The U. S. Federal Bureau of Investigation ( FBI ) formally linked the record-breaking$ 1.5 billion Bybit hack to North Korean threat actors, as the company’s CEO Ben Zhou a “war against Lazarus”.
The agency said the Democratic People’s Republic of Korea ( North Korea ) was responsible for the theft of the virtual property from the cryptocurrency exchange, attributing it to a specific cluster it tracks as TraderTraitor, which is also tracked as Jade Sleet, Slow Pisces, and UNC4899.
The FBI reported that” TraderTraitor actors are proceeding quickly and have converted some of the stolen goods to Bitcoin and other digital assets dispersed across hundreds of addresses on various blockchains.” These assets are anticipated to be further laundered and later converted to fiat currency.
The TraderTraitor cluster was originally cited by Japanese and American officials in the defraud of DMM Bitcoin, a cryptocurrency company, worthwhile$ 308 million, in May 2024.
The risk artist is renowned for attempting to extort money from customers in the Web3 field, frequently deceiving victims into downloading phishing cryptocurrency apps to extort money.
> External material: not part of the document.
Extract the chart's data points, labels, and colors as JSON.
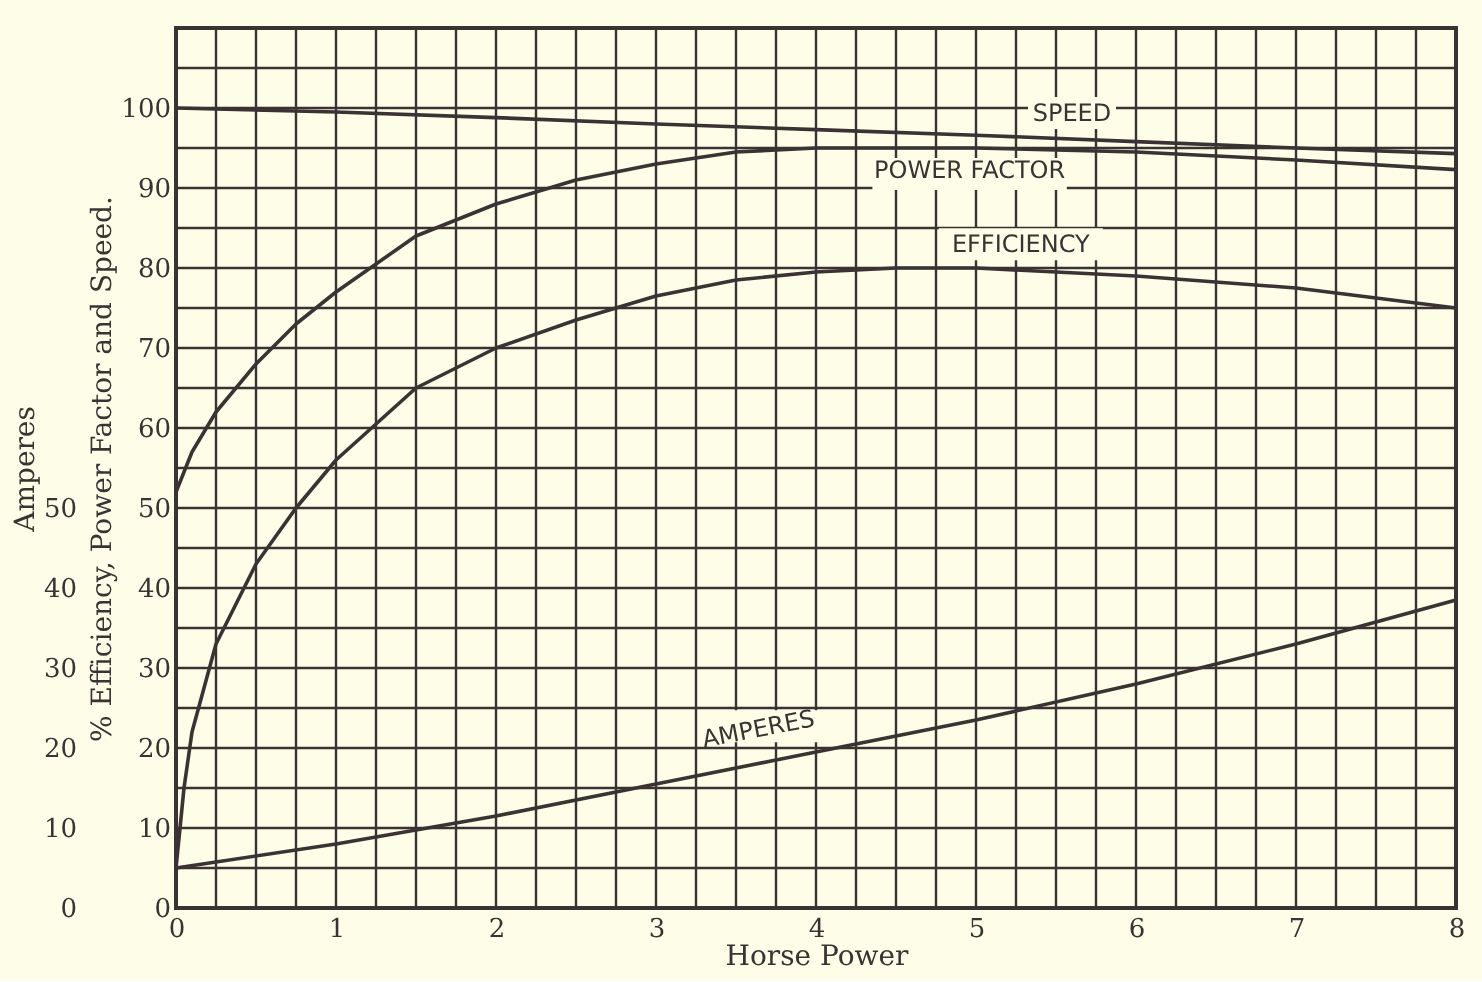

It has also been discovered that job-themed social engineering campaigns were the source of malignant node packages.
In the interim, ByBit has launched a reward scheme to help recover the stolen funds while criticizing eXch for putting an end to the investigation and preventing the assets from being frozen.
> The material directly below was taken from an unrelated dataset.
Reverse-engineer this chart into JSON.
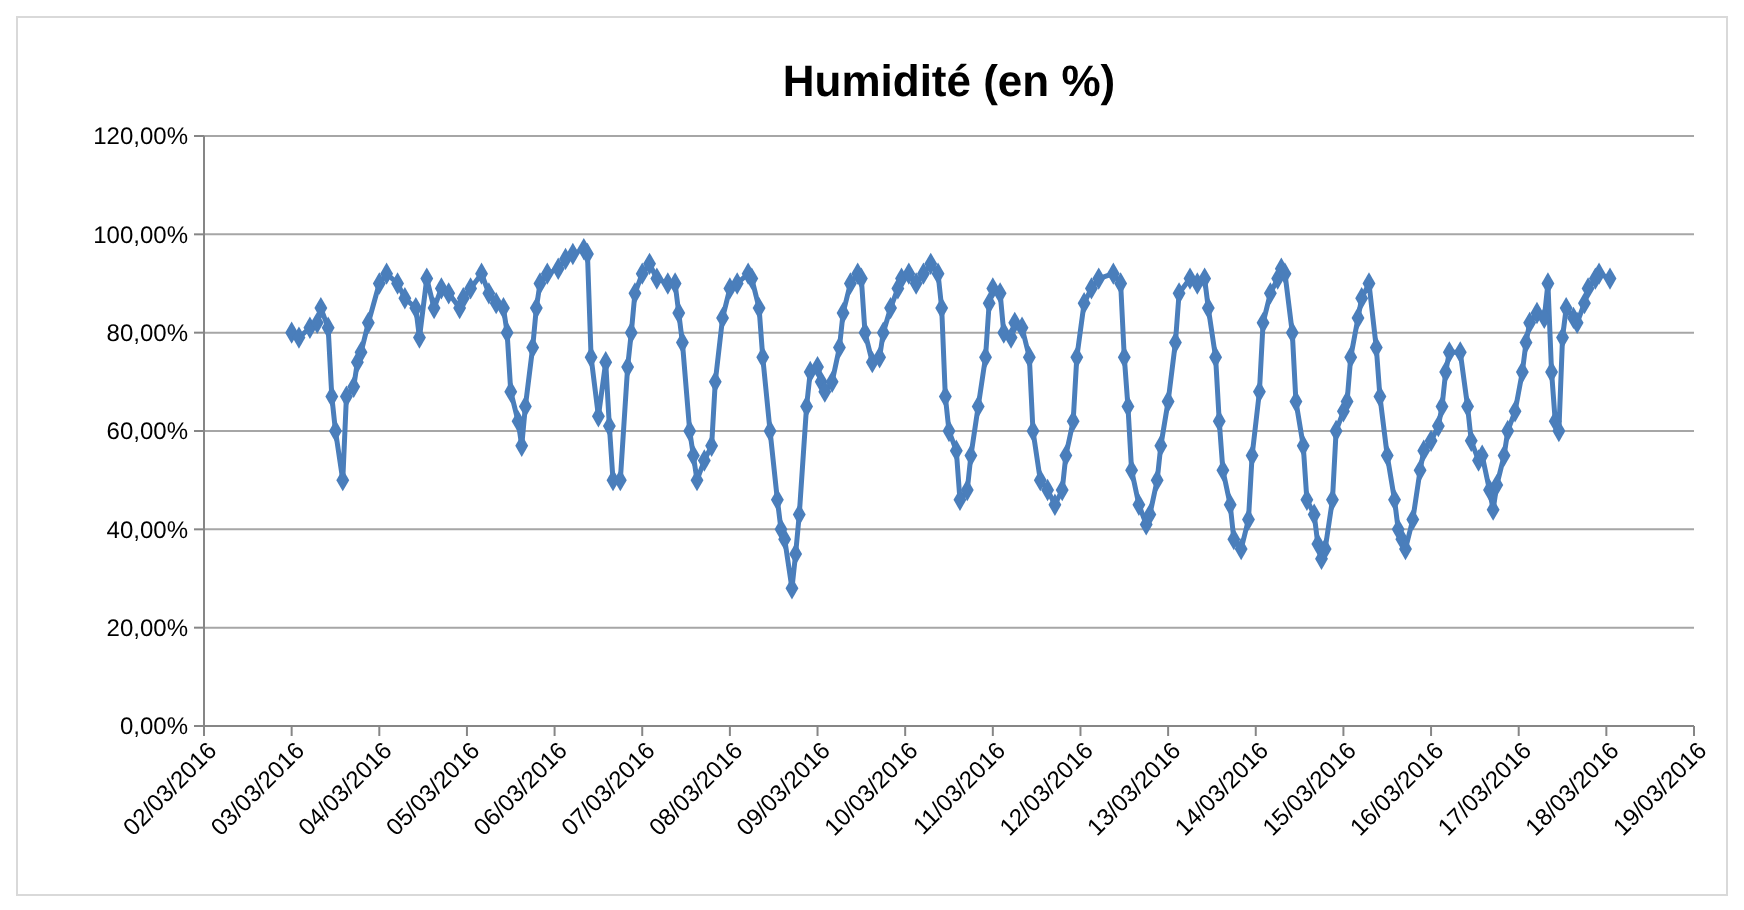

” The stolen funds have been transferred to undetectable or freezeable sites, such as exchanges, machines, or roads, or converted into cryptocurrencies that can be frozen”, it said. To either freeze the resources or keep track of their movements,” We require participation from all concerned parties,” according to the statement.
The Dubai-based business even disclosed the results of Sygnia and Verichains ‘ two studies, which implicate the Lazarus Group.
” The forensics investigation of the three signers ‘ hosts suggests the root cause of the attack is malicious code originating from Safe{ Wallet }’s infrastructure”, Sygnia said.
Verichains noted that” the mild Script file of software. healthy. world appears to have been replaced with malicious code on February 19, 2025, at 15: 29: 25 UTC, specifically targeting Ethereum Multisig Cold Wallet of Bybit”, and that the “attack was designed to stimulate during the next Bybit deal, which occurred on February 21, 2025, at 14: 13: 35 UTC”.
It’s suspected that the AWS S3 or CloudFront account/AP I Essential of Safe. Global was likely leaked or compromised, thus paving the way for a supply chain attack.
In a separate statement, multisig wallet platform Safe{ Wallet } said the attack was carried out by compromising a Safe { Wallet } developer machine which affected an account operated by Bybit. Additionally, the business noted that additional safety measures were put in place to reduce the threat.
The attack “was achieved through a compromised machine of a Safe{ Wallet } developer resulting in the proposal of a disguised malicious transaction”, it . ” Lazarus is a state-sponsored North Vietnamese thief group that is well known for superior social engineering attacks on designer credentials, occasionally combined with zero-day achievements.”
Although a new study from Silent Push has revealed that the Lazarus Group registered the domain bybit-assessment [. ] it is still unclear how the company’s system was breached. web at 22: 21: 57 on February 20, 2025, a few hours before the crypto theft took place.
WHOIS records that the domain was registered using the email address” trevorgreer9312@gmail [. ] The Lazarus Group originally identified a persona as” comedy,” in with a different strategy dubbed” Contagious Interview.”
The DPRK risk professional class known as TraderTraitor, Jade Sleet, and Slow Pisces, according to the company, while the crypto meeting con is being led by a DPRK risk actor group known as , also known as Famous Chollima.
” Victims are typically approached via Linked In, where they are socially engineered into participating in phony job interviews. These discussions serve as an access point for targeted malware implementation, token harvesting, and more bargain of financial and corporate assets”.
It is thought that North Korean-linked actors have allegedly stolen more than$ 6 billion in crypto assets since 2017 from the government. The$ 1.34 billion that actors stole from 47 cryptocurrency heists in all of 2024 is now worth$ 1.5 billion more than the$ 1.34 billion that was stolen last week.